Similar in approach to the Census of Marine Life, Ocean Census is an open network of scientists and other partners from government, philanthropy, business, media and civil society coming together to take on this global challenge. Scientists from research institutes around the world are uniting to expand marine species knowledge through innovations in navigation, like more advanced sea and subsea vessels and robotics; discovery, through high-resolution digital imaging; and classification, with sequencing and analysis, backed by AI. “In combination, this will create a new approach to identifying and describing species that we call cyber taxonomy,” says Mr Steeds.
The approach will automate once time-consuming processes, such as entering DNA sequences into machine learning algorithms that can flag a new species. It could be less disruptive. Improved camera technologies mean that observers can scan marine species via laser to avoid removing them from their habitat.
The project has an expansive cast of participants and assets. Vessels will come from philanthropic, government and commercial fleets. The team will work across boundaries of discipline and geography, including engaging citizen scientists like scuba divers. “We’ve seen how valuable citizen scientists can be in monitoring insect populations on land, for example, and how that has transformed our understanding of the decline of insect populations like bees,” says Mr Steeds.

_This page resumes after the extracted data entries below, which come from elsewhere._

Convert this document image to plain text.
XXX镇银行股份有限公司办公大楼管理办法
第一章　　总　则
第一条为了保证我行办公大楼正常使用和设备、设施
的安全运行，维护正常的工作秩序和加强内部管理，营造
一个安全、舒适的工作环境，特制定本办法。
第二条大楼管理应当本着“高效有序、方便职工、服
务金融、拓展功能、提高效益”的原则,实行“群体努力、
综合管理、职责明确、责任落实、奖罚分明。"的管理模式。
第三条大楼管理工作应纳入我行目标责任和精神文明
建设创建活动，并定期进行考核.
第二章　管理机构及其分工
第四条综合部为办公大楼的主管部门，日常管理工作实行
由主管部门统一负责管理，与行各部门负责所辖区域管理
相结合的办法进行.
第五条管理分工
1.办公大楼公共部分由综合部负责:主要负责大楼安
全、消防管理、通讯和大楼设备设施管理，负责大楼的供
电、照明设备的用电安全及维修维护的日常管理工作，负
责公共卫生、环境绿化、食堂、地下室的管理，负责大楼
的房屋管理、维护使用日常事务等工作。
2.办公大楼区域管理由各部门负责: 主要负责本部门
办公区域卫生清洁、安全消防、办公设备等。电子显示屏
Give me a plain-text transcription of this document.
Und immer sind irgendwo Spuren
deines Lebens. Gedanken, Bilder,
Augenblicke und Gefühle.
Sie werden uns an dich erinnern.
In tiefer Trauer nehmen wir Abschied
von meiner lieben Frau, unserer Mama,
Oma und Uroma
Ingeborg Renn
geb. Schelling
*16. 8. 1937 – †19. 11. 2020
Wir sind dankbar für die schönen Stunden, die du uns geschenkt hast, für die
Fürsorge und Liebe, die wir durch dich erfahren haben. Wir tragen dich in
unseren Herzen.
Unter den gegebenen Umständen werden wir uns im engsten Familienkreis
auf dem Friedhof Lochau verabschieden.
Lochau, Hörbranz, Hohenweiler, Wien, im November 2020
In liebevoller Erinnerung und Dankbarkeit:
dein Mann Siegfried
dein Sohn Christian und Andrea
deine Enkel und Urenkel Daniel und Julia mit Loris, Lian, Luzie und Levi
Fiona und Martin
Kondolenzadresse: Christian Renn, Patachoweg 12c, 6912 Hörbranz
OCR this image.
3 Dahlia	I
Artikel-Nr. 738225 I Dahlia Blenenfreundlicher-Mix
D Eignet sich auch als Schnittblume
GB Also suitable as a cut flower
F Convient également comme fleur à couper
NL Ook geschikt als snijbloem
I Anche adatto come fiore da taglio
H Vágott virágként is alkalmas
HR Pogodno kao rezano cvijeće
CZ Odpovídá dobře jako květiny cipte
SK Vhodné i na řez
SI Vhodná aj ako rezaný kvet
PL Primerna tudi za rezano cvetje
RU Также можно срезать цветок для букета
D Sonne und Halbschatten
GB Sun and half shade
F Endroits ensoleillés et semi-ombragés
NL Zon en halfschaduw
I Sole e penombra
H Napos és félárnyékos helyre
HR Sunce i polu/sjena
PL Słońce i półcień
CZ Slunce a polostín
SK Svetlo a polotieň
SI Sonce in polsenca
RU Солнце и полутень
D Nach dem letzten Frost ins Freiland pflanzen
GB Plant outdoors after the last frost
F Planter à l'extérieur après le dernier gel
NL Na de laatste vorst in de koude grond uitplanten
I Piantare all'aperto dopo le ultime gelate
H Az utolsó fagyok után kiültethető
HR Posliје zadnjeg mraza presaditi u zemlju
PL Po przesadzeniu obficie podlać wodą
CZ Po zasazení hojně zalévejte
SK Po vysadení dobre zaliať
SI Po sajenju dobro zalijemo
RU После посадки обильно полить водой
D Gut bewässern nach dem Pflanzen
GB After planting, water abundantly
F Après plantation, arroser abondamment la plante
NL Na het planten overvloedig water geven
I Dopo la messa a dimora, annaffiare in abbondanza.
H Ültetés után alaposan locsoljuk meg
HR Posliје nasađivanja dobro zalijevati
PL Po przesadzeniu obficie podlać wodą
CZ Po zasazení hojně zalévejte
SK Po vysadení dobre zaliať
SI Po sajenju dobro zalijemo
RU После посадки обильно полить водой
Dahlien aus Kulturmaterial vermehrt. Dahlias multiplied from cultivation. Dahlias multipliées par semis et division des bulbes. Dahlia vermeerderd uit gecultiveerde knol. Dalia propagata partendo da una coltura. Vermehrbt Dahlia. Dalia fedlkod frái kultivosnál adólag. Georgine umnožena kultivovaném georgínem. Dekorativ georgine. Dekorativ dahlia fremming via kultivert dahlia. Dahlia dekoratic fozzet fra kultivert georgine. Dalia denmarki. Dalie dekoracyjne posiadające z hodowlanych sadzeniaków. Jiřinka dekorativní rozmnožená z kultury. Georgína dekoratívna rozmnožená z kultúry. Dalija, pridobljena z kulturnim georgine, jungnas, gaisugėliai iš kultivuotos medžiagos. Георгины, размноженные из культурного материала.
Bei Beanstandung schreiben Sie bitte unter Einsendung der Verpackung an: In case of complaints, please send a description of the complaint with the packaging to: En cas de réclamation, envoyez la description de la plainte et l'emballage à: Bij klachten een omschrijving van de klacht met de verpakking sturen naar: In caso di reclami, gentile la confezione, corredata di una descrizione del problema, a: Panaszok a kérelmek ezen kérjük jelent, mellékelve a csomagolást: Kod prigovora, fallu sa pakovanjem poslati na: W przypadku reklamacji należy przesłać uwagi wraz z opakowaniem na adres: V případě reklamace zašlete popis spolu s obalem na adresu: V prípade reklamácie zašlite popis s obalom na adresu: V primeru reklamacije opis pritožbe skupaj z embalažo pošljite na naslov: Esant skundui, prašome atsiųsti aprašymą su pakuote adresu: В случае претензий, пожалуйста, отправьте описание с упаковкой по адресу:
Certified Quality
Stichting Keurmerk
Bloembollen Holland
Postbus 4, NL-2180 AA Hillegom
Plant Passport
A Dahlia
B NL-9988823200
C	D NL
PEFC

He hopes that Ocean Census will build long-term capacity too. Many taxonomists are nearing retirement age, and taxonomy is an under-funded discipline. Much marine biodiversity is situated in low- and middle-income countries with few taxonomists of their own. Ocean Census will set up imaging and DNA sequencing through biodiversity centres in nations around the world and aggregated and open-source data will be available to scientists, decision-makers and the public.
“For people to manage their ocean, they need those skills. One legacy of the project is building that knowledge and technology in low- and middle-income countries so we can get to a point where we can continue to discover and monitor what lives in our ocean,” says Mr Steeds. Data generated from territorial waters will be owned by host nations who can determine how to use and manage it, with recommendations from the Ocean Census team.
The Ocean Census comes at a moment when policy commitment to protect the ocean has never been stronger. The 2022 Montreal Biodiversity Conference culminated in a pledge to protect 30% of the planet for conservation by 2030. That requires much better data on the current and evolving state of marine life that Ocean Census can help provide. The UN Biodiversity Beyond National Jurisdiction treaty in March 2023 provided an ambitious legal framework to establish protected areas in the high seas. Knowing the full richness of life underwater should only strengthen our desire to protect it.